ShunOuchi / GreenHill

De novo chromosome-level scaffolding and phasing tool using Hi-C
GNU General Public License v3.0
25 stars 2 forks source link

Add resume function? #22

Closed annabel-NZ closed 8 months ago

annabel-NZ commented 8 months ago

Hi @ShunOuchi. I'm excited to test this software for our highly heterozygous plant genome assembly work. Thank you. Like several other users the runs are taking quite a lot of time. Guesstimating run-time is tricky when testing a new tool and our SLURM job-scheduler requires us to submit resource limits. My first attempt looked to be running nicely but after it failed to complete in 3 days (500Mb genome) I have had to start again from scratch and some of the early steps had completed fine. It would be wonderful if you could code in a resume function. Some additional guidance on resource requirements in the docs would be helpful too. Thank you.

ShunOuchi commented 8 months ago

Hi @annabel-NZ,

It would be wonderful if you could code in a resume function.

Thank you for the grate suggestion. I would consider adding a resume function in a future update.

Some additional guidance on resource requirements in the docs would be helpful too.

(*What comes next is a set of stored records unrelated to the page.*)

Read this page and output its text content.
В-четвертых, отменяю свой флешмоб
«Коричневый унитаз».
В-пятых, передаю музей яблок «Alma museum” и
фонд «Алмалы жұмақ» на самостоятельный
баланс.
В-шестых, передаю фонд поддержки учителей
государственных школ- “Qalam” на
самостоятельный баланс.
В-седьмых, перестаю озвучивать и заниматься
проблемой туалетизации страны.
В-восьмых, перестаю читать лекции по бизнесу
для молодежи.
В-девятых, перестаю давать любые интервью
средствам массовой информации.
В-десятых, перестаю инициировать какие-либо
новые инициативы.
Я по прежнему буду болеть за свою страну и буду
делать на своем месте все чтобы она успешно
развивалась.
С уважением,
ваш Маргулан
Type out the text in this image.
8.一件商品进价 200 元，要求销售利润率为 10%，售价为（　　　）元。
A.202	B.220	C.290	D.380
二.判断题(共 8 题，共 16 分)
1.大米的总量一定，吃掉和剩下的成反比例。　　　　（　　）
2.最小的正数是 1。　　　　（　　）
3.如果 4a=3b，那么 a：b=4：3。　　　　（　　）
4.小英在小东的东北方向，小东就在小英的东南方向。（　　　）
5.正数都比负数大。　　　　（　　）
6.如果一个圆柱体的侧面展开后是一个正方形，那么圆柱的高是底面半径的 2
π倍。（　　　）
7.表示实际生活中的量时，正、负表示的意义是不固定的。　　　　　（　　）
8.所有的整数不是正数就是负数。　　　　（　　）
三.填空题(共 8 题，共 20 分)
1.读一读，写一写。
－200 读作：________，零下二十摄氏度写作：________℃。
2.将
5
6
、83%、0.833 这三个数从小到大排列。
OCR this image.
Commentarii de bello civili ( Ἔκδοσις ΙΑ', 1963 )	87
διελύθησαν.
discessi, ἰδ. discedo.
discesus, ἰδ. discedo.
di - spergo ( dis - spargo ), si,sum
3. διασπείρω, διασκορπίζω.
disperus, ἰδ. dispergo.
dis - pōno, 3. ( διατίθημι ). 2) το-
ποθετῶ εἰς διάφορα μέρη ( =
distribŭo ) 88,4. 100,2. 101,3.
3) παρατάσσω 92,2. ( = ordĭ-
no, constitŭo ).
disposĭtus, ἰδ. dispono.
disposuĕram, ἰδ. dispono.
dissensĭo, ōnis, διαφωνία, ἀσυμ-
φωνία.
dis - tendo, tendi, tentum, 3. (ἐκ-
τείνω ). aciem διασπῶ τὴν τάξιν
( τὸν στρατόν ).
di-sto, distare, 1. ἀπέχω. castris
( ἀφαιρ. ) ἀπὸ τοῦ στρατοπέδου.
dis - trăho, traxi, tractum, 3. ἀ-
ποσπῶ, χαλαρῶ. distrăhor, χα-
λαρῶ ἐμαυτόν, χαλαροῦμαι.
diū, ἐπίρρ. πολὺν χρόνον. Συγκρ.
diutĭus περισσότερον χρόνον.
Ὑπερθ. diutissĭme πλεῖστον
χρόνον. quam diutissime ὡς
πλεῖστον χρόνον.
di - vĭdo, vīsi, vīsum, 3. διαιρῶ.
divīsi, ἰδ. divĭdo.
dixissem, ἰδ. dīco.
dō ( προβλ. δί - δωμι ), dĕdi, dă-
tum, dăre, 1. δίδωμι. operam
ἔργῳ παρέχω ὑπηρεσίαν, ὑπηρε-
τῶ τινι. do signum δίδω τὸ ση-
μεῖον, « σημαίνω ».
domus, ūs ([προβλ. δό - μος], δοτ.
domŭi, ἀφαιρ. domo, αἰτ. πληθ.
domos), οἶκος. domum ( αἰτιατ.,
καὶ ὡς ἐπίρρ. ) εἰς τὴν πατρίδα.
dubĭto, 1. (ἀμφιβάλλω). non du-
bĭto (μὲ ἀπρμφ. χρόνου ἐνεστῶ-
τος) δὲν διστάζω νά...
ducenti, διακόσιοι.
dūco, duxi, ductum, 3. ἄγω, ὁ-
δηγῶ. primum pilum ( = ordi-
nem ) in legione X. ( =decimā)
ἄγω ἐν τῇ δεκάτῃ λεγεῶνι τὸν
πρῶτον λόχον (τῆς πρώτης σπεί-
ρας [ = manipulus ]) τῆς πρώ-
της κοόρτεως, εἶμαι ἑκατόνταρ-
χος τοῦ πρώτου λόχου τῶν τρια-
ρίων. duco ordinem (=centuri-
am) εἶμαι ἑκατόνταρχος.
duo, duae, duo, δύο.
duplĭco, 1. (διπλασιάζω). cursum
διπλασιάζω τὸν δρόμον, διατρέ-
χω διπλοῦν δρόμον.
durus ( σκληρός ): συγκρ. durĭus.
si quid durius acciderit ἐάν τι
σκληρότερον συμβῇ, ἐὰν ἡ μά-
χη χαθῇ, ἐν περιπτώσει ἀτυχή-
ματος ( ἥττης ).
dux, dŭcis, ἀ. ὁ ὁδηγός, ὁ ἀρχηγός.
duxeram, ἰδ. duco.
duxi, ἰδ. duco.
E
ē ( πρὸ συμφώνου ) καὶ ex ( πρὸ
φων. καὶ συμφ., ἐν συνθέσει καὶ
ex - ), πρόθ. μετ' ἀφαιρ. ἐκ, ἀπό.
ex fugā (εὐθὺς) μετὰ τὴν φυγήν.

I have added the required resource information for several benchmarks to the README.

Thank you, Shun

annabel-NZ commented 8 months ago

@ShunOuchi Thank you. I also found the supplementary table for resource use after I had posted the issue.

I have a run in progress with ONT long read plus HiC data. The log reports that the makeHiCLink step has completed, and the job is not reporting errors but nothing more has been written to outputs or to the log for 36h. Is this next step expected to be slow or is something likely not right?

makeHiCLink
finish makeHiCLink
numHiCNode:60
ShunOuchi commented 8 months ago

In the next step, Hi-C Scaffolding is performed, which takes long time because it is iterated with gradually increasing the L threshold value when creating the link.

annabel-NZ commented 8 months ago

@ShunOuchi Thank you so much- really reassuring to know this is expected.

girmab commented 4 months ago

Hi @ShunOuchi,

Thanks for this interesting and promising tool, particularly for scaffolding of highly heterozygous and polyploid plant genomes. The biggest challenge is the running time - it took 2-weeks for one of my run to complete. And another run failed after 20days at hic-scaffolding stage. I could have set the time to 30days, but set to 20days based on the first run. Resume option is therefor a MUST, and it would be great if this is in your top-priority list for the next update. Thanks again!